- The aircraft was commanded by Bhavye Suneja with 6,000 flight hours
- Indian embassy in Jakarta has confirmed Captain Bhavye Suneja's death
- He specialised in flying Boeing 737 passenger jets
The pilot of an Indonesian plane that crashed into the sea minutes after taking off from Jakarta was Indian. Bhavye Suneja from Delhi had joined Indonesian carrier Lion Air seven years ago.
The Indian embassy in Jakarta has confirmed 31-year-old Captain Suneja's death. "Our deepest condolences over the tragic loss of lives in the Lion Air Plane crash, off the coast of Jakarta, today. Most unfortunate that Indian pilot Bhavye Suneja, who was flying the JT610, also lost his life... The embassy is in touch with the crisis centre, and is coordinating for all assistance," it tweeted.
The aircraft was commanded by Captain Suneja and co-pilot Harvino with six cabin crew members. The captain had 6,000 flight hours, and his co-pilot over 5,000 flight hours, the airline said in a statement.
Captain Suneja had been living in Jakarta. He went to a school in Delhi.
The Boeing 737 Max 8, carrying 189 people, sank after crashing into the sea soon after take-off. Indonesia's search and rescue agency said the ground controllers lost contact with the plane 13 minutes after take-off, and a tug boat leaving the capital's port saw it fall into the sea.
Mr Suneja's LinkedIn profile mentions that he completed pilot training from Bel Air International. He had worked as a trainee pilot with another airline for a few months before joining Lion Air. He specialised in flying Boeing 737 passenger jets.

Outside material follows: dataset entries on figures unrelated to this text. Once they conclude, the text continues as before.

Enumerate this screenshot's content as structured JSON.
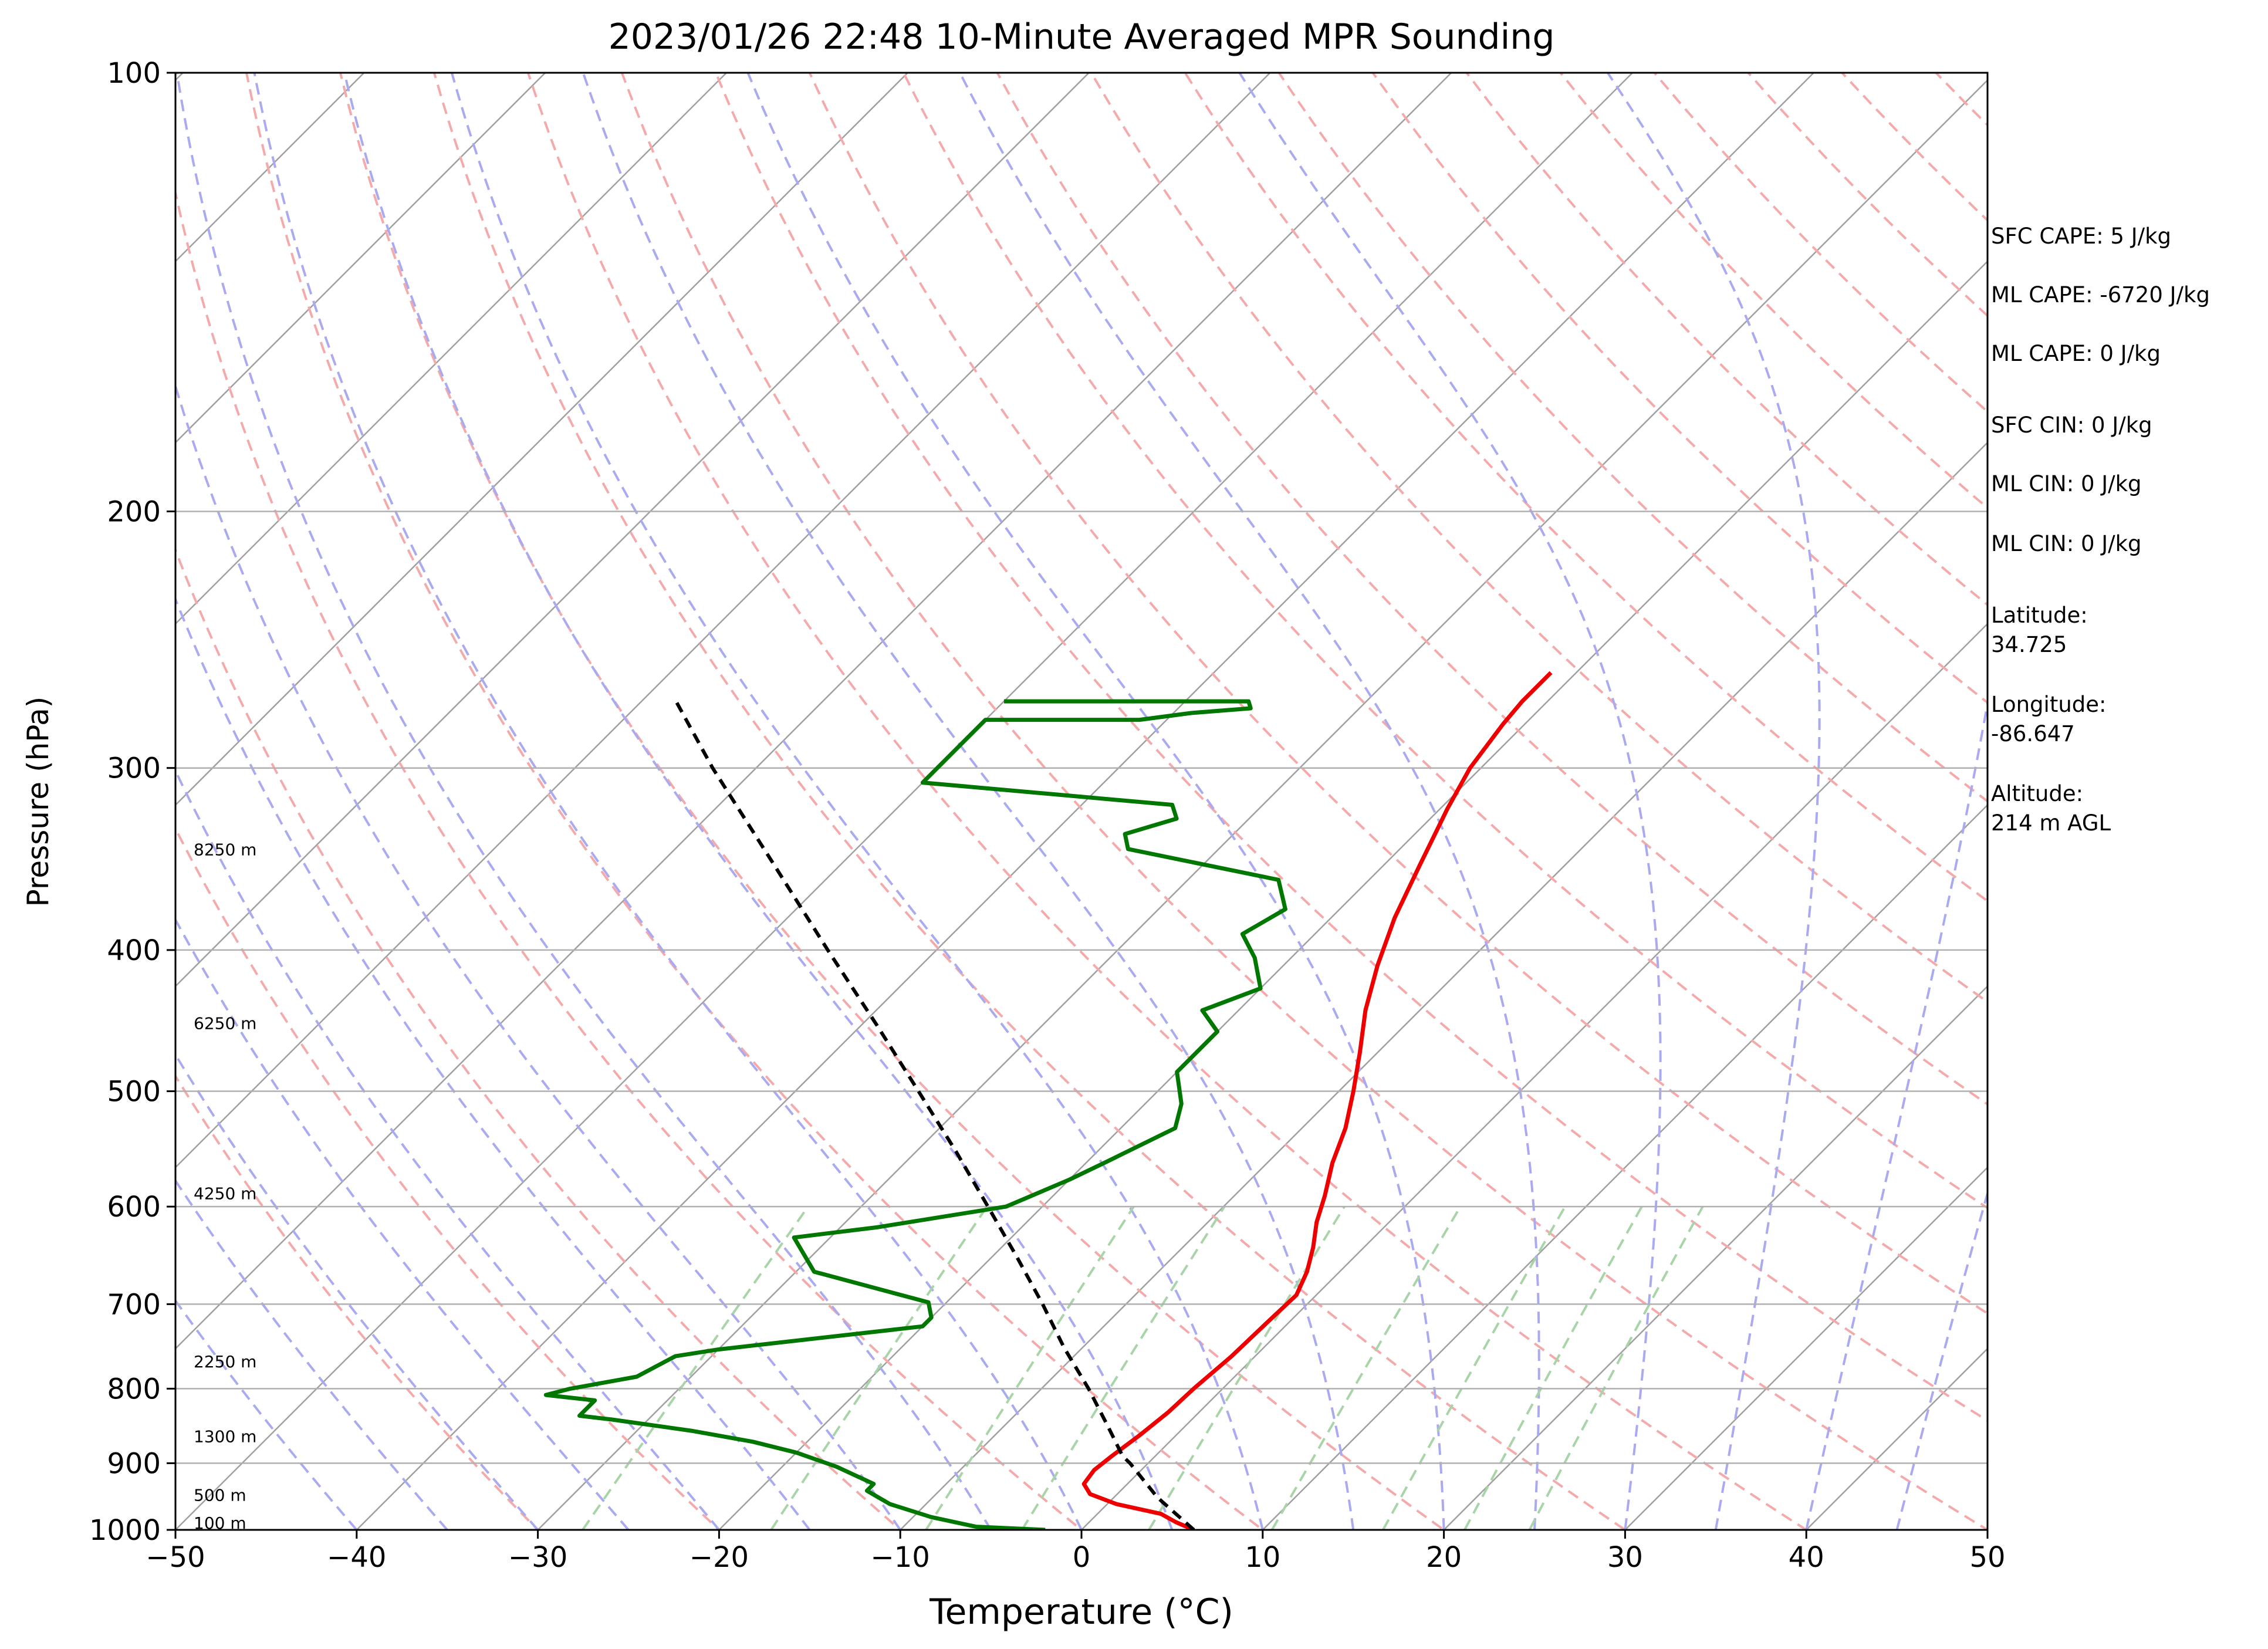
{
  "chart_data": {
    "type": "line",
    "title": "2023/01/26 22:48 10-Minute Averaged MPR Sounding",
    "xlabel": "Temperature (°C)",
    "ylabel": "Pressure (hPa)",
    "xlim": [
      -50,
      50
    ],
    "ylim": [
      1000,
      100
    ],
    "y_scale": "log",
    "skew_t": true,
    "grid": true,
    "x_ticks": [
      -50,
      -40,
      -30,
      -20,
      -10,
      0,
      10,
      20,
      30,
      40,
      50
    ],
    "x_tick_labels": [
      "−50",
      "−40",
      "−30",
      "−20",
      "−10",
      "0",
      "10",
      "20",
      "30",
      "40",
      "50"
    ],
    "y_ticks": [
      1000,
      900,
      800,
      700,
      600,
      500,
      400,
      300,
      200,
      100
    ],
    "y_tick_labels": [
      "1000",
      "900",
      "800",
      "700",
      "600",
      "500",
      "400",
      "300",
      "200",
      "100"
    ],
    "background_lines": {
      "isotherms_color": "#a0a0a0",
      "dry_adiabats_color": "#f4aaaa",
      "moist_adiabats_color": "#aaaaf0",
      "mixing_ratio_color": "#a8d4a8"
    },
    "height_labels": [
      {
        "p": 1000,
        "label": "100 m"
      },
      {
        "p": 957,
        "label": "500 m"
      },
      {
        "p": 872,
        "label": "1300 m"
      },
      {
        "p": 775,
        "label": "2250 m"
      },
      {
        "p": 594,
        "label": "4250 m"
      },
      {
        "p": 454,
        "label": "6250 m"
      },
      {
        "p": 345,
        "label": "8250 m"
      }
    ],
    "series": [
      {
        "role": "temperature",
        "color": "#ee0000",
        "points": [
          [
            1000,
            6.2
          ],
          [
            988,
            4.8
          ],
          [
            975,
            3.5
          ],
          [
            960,
            0.5
          ],
          [
            945,
            -1.5
          ],
          [
            930,
            -2.4
          ],
          [
            910,
            -2.6
          ],
          [
            890,
            -2.4
          ],
          [
            860,
            -2.0
          ],
          [
            830,
            -1.7
          ],
          [
            800,
            -1.6
          ],
          [
            760,
            -1.3
          ],
          [
            720,
            -1.2
          ],
          [
            690,
            -1.1
          ],
          [
            665,
            -1.8
          ],
          [
            640,
            -2.8
          ],
          [
            615,
            -4.0
          ],
          [
            590,
            -5.0
          ],
          [
            560,
            -6.4
          ],
          [
            530,
            -7.6
          ],
          [
            500,
            -9.2
          ],
          [
            470,
            -11.0
          ],
          [
            440,
            -13.0
          ],
          [
            410,
            -14.8
          ],
          [
            380,
            -16.5
          ],
          [
            350,
            -18.0
          ],
          [
            320,
            -19.6
          ],
          [
            300,
            -20.6
          ],
          [
            280,
            -21.2
          ],
          [
            270,
            -21.4
          ],
          [
            258,
            -21.4
          ]
        ]
      },
      {
        "role": "dewpoint",
        "color": "#007700",
        "points": [
          [
            1000,
            -2
          ],
          [
            995,
            -6
          ],
          [
            980,
            -9
          ],
          [
            960,
            -12
          ],
          [
            940,
            -14
          ],
          [
            930,
            -14
          ],
          [
            905,
            -17
          ],
          [
            885,
            -20
          ],
          [
            870,
            -23
          ],
          [
            855,
            -27
          ],
          [
            840,
            -32
          ],
          [
            835,
            -34
          ],
          [
            815,
            -34
          ],
          [
            808,
            -37
          ],
          [
            800,
            -36
          ],
          [
            790,
            -34
          ],
          [
            785,
            -33
          ],
          [
            760,
            -32
          ],
          [
            752,
            -30
          ],
          [
            725,
            -20
          ],
          [
            715,
            -20
          ],
          [
            698,
            -21
          ],
          [
            665,
            -29
          ],
          [
            630,
            -32
          ],
          [
            620,
            -28
          ],
          [
            600,
            -22
          ],
          [
            575,
            -20
          ],
          [
            560,
            -19
          ],
          [
            530,
            -17
          ],
          [
            510,
            -18
          ],
          [
            485,
            -20
          ],
          [
            455,
            -20
          ],
          [
            440,
            -22
          ],
          [
            425,
            -20
          ],
          [
            405,
            -22
          ],
          [
            390,
            -24
          ],
          [
            375,
            -23
          ],
          [
            358,
            -25
          ],
          [
            341,
            -35
          ],
          [
            333,
            -36
          ],
          [
            325,
            -34
          ],
          [
            318,
            -35
          ],
          [
            307,
            -50
          ],
          [
            278,
            -50
          ],
          [
            278,
            -41.5
          ],
          [
            275,
            -39
          ],
          [
            273,
            -36
          ],
          [
            270,
            -36.5
          ],
          [
            270,
            -50
          ]
        ]
      },
      {
        "role": "parcel",
        "color": "#000000",
        "dashed": true,
        "points": [
          [
            1000,
            6.2
          ],
          [
            950,
            2.4
          ],
          [
            900,
            -1.0
          ],
          [
            890,
            -1.8
          ],
          [
            850,
            -4.2
          ],
          [
            800,
            -7.4
          ],
          [
            750,
            -11.0
          ],
          [
            700,
            -14.6
          ],
          [
            650,
            -18.6
          ],
          [
            600,
            -23.0
          ],
          [
            550,
            -27.8
          ],
          [
            500,
            -33.2
          ],
          [
            450,
            -39.2
          ],
          [
            400,
            -46.0
          ],
          [
            350,
            -53.6
          ],
          [
            300,
            -62.4
          ],
          [
            268,
            -68.5
          ]
        ]
      }
    ]
  },
  "side_panel": {
    "sfc_cape": "SFC CAPE: 5 J/kg",
    "ml_cape": "ML CAPE: -6720 J/kg",
    "ml_cape_2": "ML CAPE: 0 J/kg",
    "sfc_cin": "SFC CIN: 0 J/kg",
    "ml_cin": "ML CIN: 0 J/kg",
    "ml_cin_2": "ML CIN: 0 J/kg",
    "latitude_label": "Latitude:",
    "latitude_value": "34.725",
    "longitude_label": "Longitude:",
    "longitude_value": "-86.647",
    "altitude_label": "Altitude:",
    "altitude_value": "214 m AGL"
  }
}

Authorities in Indonesia have said they never received any emergency message from the aircraft before the crash.
Muhmmad Syaugi, Indonesia's search and rescue agency chief, said items like headphones and life vests were found in water about 30 metres to 35 metres (98 to 115 ft) deep near where the plane lost contact with the air traffic controller.

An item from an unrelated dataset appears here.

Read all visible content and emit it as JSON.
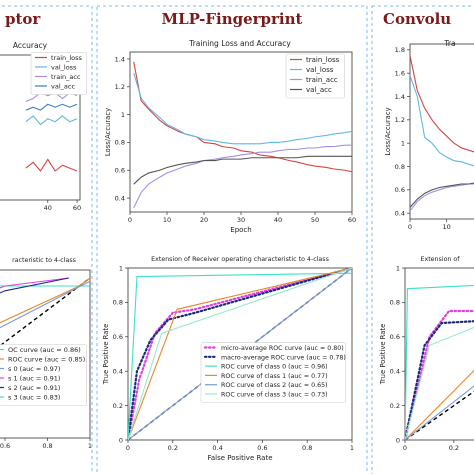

The top priority for investigators will be finding the cockpit voice recorder and flight data recorder to help determine the cause, a media report said, quoting safety experts.
Edward Sirtait, Chief Executive of Lion Air Group, didn't comment on the likely reason for the accident. "We don't dare to say what the facts are, or are not, yet. We are also confused about the why, since it was a new plane," he told Reuters.